HISTORY OF ST. VINCENT & THE GRENADINES
Carib Indians aggressively prevented European settlement on St. Vincent until the 18th century. Enslaved Africans - whether shipwrecked or escaped from Barbados, St. Lucia and Grenada and seeking refuge in mainland St. Vincent, or Hairouna as it was originally named by the Caribs - intermarried with the Caribs and became known as Garifuna or Black Caribs.
In 1763, St. Vincent was ceded to Britain. Restored to French rule in 1779, St. Vincent was regained by the British under the Treaty of Paris (1783) in which Great Britain officially recognized the end of the American Revolution. Ancillary treaties were also signed with France and Spain, known as the Treaties of Versailles of 1783, part of which put St. Vincent back under British control.

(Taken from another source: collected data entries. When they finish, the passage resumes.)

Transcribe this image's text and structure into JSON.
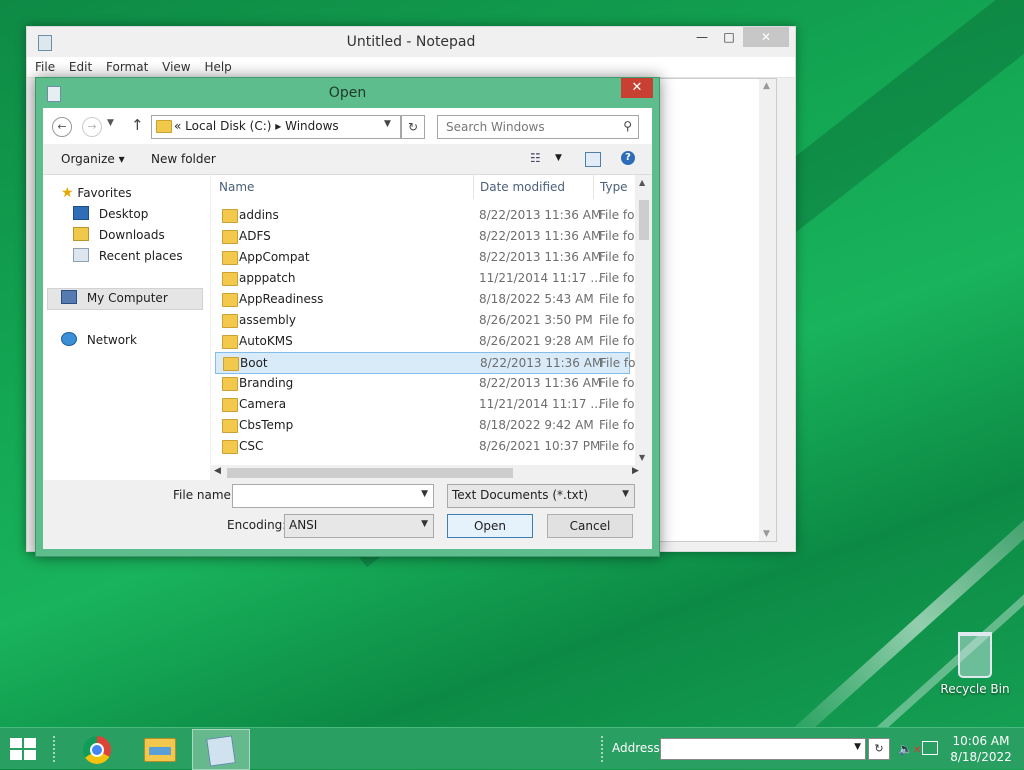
{
  "desktop": {
    "icons": [
      {
        "label": "Recycle Bin"
      }
    ]
  },
  "notepad": {
    "title": "Untitled - Notepad",
    "controls": {
      "minimize": "—",
      "maximize": "□",
      "close": "✕"
    },
    "menu": [
      "File",
      "Edit",
      "Format",
      "View",
      "Help"
    ]
  },
  "dialog": {
    "title": "Open",
    "close": "✕",
    "breadcrumb": "«  Local Disk (C:)  ▸  Windows",
    "search_placeholder": "Search Windows",
    "toolbar": {
      "organize": "Organize ▾",
      "new_folder": "New folder"
    },
    "nav": {
      "favorites": "Favorites",
      "desktop": "Desktop",
      "downloads": "Downloads",
      "recent": "Recent places",
      "computer": "My Computer",
      "network": "Network"
    },
    "columns": {
      "name": "Name",
      "date": "Date modified",
      "type": "Type"
    },
    "files": [
      {
        "name": "addins",
        "date": "8/22/2013 11:36 AM",
        "type": "File fol"
      },
      {
        "name": "ADFS",
        "date": "8/22/2013 11:36 AM",
        "type": "File fol"
      },
      {
        "name": "AppCompat",
        "date": "8/22/2013 11:36 AM",
        "type": "File fol"
      },
      {
        "name": "apppatch",
        "date": "11/21/2014 11:17 ...",
        "type": "File fol"
      },
      {
        "name": "AppReadiness",
        "date": "8/18/2022 5:43 AM",
        "type": "File fol"
      },
      {
        "name": "assembly",
        "date": "8/26/2021 3:50 PM",
        "type": "File fol"
      },
      {
        "name": "AutoKMS",
        "date": "8/26/2021 9:28 AM",
        "type": "File fol"
      },
      {
        "name": "Boot",
        "date": "8/22/2013 11:36 AM",
        "type": "File fol"
      },
      {
        "name": "Branding",
        "date": "8/22/2013 11:36 AM",
        "type": "File fol"
      },
      {
        "name": "Camera",
        "date": "11/21/2014 11:17 ...",
        "type": "File fol"
      },
      {
        "name": "CbsTemp",
        "date": "8/18/2022 9:42 AM",
        "type": "File fol"
      },
      {
        "name": "CSC",
        "date": "8/26/2021 10:37 PM",
        "type": "File fol"
      }
    ],
    "selected_file": "Boot",
    "filename_label": "File name:",
    "filename_value": "",
    "filetype_value": "Text Documents (*.txt)",
    "encoding_label": "Encoding:",
    "encoding_value": "ANSI",
    "open_button": "Open",
    "cancel_button": "Cancel"
  },
  "taskbar": {
    "address_label": "Address",
    "address_value": "",
    "time": "10:06 AM",
    "date": "8/18/2022"
  }
}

Conflict between the British and the Black Caribs, led by defiant Paramount Chief Joseph Chatoyer, continued until 1796, when General Sir Ralph Abercromby crushed a revolt fomented by the French radical Victor Hugues. More than 5,000 Black Caribs were eventually deported to Roatán, an island off the coast of Honduras. Joseph Chatoyer is a national hero of St. Vincent and the Grenadines.
From 1763 until independence, St. Vincent passed through various stages of colonial status under the British. A representative assembly was authorized in 1776, Crown Colony government installed in 1877, a legislative council created in 1925, and universal adult suffrage granted in 1951.
St. Vincent and the Grenadines celebrated 30 years of Independence in 2009 with an extensive Homecoming timetable of events.